Australian rules footballer (1917–1996)

Charles Thomas Challenger (9 December 1917 – 28 November 1996) was an Australian rules footballer who played with Essendon in the Victorian Football League (VFL).

==Family==
He married Margaret Ellen Donohue in 1960.

==Football==
===Brunswick (VFA)===
In April 1937, he was cleared from Plenty Rovers in the Diamond Valley Football League to the Brunswick Second XVIII. Although not part of the regular home-and-away VFA season, Challenger played a match with the Brunswick First XVIII, in which he was declared Brunswick's "most effective player", against the Ballarat Imperial Football Club in September 1937.

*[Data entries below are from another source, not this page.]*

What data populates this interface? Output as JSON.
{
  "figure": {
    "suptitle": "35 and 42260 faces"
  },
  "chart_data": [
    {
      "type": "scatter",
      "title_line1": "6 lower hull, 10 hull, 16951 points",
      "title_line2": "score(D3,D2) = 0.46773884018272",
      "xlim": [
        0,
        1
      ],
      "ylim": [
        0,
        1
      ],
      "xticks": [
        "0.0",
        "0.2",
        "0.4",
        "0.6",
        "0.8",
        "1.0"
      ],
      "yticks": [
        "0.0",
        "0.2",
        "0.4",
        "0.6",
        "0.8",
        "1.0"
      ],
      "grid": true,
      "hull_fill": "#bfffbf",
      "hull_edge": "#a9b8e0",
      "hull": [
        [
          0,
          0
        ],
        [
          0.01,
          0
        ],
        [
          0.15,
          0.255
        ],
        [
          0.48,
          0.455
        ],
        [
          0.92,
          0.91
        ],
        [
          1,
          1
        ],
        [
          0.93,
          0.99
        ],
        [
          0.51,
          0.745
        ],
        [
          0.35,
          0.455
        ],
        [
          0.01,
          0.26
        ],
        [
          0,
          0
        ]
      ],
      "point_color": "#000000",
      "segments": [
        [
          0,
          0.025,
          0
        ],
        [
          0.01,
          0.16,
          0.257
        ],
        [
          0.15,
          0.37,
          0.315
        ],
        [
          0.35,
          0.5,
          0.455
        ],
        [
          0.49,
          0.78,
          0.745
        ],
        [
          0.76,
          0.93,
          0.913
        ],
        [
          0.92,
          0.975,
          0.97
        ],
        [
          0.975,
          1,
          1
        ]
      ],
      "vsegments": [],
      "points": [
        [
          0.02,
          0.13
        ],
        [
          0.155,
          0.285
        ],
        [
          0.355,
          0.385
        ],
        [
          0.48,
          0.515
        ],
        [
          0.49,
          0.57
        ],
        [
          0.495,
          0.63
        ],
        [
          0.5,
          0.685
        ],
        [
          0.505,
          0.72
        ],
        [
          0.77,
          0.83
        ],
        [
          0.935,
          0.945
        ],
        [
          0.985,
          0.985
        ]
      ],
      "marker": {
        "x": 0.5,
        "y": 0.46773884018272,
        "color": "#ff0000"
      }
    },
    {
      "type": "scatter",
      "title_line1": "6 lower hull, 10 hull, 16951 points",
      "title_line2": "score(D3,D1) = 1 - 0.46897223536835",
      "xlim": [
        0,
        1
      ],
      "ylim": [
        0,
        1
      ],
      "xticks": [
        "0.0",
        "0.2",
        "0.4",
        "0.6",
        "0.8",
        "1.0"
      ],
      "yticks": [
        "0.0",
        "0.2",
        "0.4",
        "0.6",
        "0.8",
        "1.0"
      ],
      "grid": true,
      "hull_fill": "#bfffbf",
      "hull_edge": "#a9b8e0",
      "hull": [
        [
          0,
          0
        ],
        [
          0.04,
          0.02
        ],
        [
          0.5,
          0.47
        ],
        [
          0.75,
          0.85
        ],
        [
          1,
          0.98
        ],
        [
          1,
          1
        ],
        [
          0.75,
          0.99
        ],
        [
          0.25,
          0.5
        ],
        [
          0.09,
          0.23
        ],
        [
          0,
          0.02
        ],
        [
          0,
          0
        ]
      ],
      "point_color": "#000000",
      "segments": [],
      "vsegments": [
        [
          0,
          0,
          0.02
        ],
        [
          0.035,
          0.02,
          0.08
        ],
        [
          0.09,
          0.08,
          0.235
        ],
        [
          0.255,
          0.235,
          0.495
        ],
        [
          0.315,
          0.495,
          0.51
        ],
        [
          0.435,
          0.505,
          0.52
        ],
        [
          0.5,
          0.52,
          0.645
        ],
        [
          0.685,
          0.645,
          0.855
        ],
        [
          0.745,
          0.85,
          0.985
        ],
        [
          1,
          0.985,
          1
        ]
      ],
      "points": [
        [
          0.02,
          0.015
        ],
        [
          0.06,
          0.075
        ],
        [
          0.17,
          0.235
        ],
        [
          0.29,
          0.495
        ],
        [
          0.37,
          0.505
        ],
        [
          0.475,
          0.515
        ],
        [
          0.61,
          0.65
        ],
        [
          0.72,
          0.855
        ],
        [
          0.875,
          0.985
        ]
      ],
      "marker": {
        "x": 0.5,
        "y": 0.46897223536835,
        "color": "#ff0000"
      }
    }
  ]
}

He played his first senior VFA home-and-away match for Brunswick, against Coburg, on 16 April 1938; and, at the end of his first senior season, he was declared the club's "most improved player".

He played in two VFA Grand finals:
- 1938: as a wing-man (kicking 2 goals) in Brunswick's 19-17 (131) victory over Brighton 14.14 (98).
- 1939: as a back-pocket in Brunswick's nine point loss to Williamstown, 14.11 (95) to 14.20 (104).

===Essendon (VFL)===
On 21 March 1940 he trained for the first time with Essendon. He was cleared to Essendon in April 1940.

He only played in two First XVIII games for Essendon, both on the half-forward flank: against Fitzroy on 18 May 1940, and against Hawthorn on 25 May 1940.

===Brunswick (VFA)===
He was cleared back to Brunswick from Essendon in July 1940, and played his first senior match in his second time at Brunswick, in the back-pocket, against Coburg on 6 July 1940.

==Military service==
He served in the Australian Army during World War II.